Já é tarde, além disso gosto de ler um livro para João e Bento. Por mais que hoje não faça, conversarei de forma lúdica sobre o barquinho que eles moram. Eles dormem bem, pois são crianças. “Tínhamos um sono bom quando jovens, não é?” Na época de moleque o sono era uma espécie de prisão para qualquer criança com amigos à sua espera. Não queríamos dormir, pois ficávamos excitados com os passeios, brincadeiras, gincanas. Éramos impacientes de uma maneira bacana; estávamos de pé, escondidos de nossos pais, antes que luzes diurnas envolvessem o nosso navio. E hoje?! Impossível ter uma noite de sono REM, aquela parte restauradora. É sufocante dormir com a sensação de que o barco pode afundar. Para terminar: se hoje tivesse de inventar uma fotografia minha nos tempos de criança, ela mostraria um menino descalço com os polegares do pé machucados pelos chutes no asfalto, vestindo shorts e camisas de algodão. Provavelmente um menino sujo de brincar e com cecê; aquelas tiras debaixo do braço suado. “E quem hoje encontra-se nessa embarcação, já deu-se conta que 90% dos problemas das crianças está na família?” A sexualização precoce e insana de crianças, associada a permissão e músicas com apologia à drogas, agressores e violadores de ar (sufocadores), além de desvairados vão minando a última ponta de esperança do casco da embarcação: nossos filhos. Portanto, vamos lutar por/com eles com toda a força possível. Senão o barco vira… o acetileno azul irá cortar os costados das nossas embarcações, que, ao invés de acorrentados, ficaremos à deriva.

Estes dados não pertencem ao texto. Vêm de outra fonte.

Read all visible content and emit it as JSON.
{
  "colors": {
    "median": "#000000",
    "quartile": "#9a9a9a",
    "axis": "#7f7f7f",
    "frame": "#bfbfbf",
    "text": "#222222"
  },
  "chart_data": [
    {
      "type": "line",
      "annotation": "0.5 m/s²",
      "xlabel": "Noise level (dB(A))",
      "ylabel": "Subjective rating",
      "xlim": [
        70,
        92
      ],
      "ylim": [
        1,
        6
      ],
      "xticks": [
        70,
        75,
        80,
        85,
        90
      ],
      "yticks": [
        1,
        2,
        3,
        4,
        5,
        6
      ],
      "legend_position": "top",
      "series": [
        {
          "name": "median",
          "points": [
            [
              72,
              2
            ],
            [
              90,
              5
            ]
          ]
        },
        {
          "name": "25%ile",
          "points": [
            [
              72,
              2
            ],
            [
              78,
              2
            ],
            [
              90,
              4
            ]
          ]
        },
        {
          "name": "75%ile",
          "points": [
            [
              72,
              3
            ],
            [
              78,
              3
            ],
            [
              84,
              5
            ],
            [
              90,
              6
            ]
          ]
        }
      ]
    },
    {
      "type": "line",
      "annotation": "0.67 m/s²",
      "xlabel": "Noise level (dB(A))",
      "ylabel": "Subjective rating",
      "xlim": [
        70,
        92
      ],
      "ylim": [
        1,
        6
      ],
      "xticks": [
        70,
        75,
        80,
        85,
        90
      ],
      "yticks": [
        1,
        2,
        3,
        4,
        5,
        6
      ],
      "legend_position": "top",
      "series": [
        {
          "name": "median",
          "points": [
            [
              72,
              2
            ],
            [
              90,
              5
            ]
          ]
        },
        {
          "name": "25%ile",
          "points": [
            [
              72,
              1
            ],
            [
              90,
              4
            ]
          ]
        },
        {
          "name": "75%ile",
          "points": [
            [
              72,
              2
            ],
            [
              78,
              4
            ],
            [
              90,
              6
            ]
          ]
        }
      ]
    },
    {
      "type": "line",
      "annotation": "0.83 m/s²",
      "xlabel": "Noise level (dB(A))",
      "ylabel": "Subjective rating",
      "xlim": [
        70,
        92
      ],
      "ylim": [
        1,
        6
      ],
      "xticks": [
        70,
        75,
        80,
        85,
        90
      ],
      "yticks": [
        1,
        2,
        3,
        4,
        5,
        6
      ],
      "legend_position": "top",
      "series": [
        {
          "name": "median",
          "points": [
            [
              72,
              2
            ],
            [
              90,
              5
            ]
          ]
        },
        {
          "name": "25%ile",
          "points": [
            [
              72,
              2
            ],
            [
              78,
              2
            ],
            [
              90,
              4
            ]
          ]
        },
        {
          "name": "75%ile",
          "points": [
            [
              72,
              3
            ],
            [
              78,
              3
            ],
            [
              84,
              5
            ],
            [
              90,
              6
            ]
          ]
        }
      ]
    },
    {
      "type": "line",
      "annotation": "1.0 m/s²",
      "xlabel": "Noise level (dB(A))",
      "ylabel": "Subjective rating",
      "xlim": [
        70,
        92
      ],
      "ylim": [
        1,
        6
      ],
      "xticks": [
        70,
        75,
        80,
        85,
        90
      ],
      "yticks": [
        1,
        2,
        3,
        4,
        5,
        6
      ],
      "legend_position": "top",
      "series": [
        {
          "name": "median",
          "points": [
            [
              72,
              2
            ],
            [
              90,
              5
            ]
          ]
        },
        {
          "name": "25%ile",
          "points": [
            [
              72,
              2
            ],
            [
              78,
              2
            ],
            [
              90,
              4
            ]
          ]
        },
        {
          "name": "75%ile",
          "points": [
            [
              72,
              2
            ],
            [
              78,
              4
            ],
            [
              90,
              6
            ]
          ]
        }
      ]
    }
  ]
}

Tempos de maremoto são propícios para criarmos filhos fortes; com disciplina, caráter e força. “E o que falta nessa embarcação?” As tempestades criarem guerreiros e adversidades fazerem de nossos filhos fortes, mas cautelosos. Também falta aos pais mais vontade, pulso forte e ensinamentos básicos aos filhos.

Por fim, queria deixar claro que dentro dessa embarcação muitas pessoas eu amo: Joao, Bento, Sônia, Araújo Leite, Pedro (neto desse) Melinhe e, obviamente, o ser humano nu e cru. Vamos buscar forças para refazê-la com amor!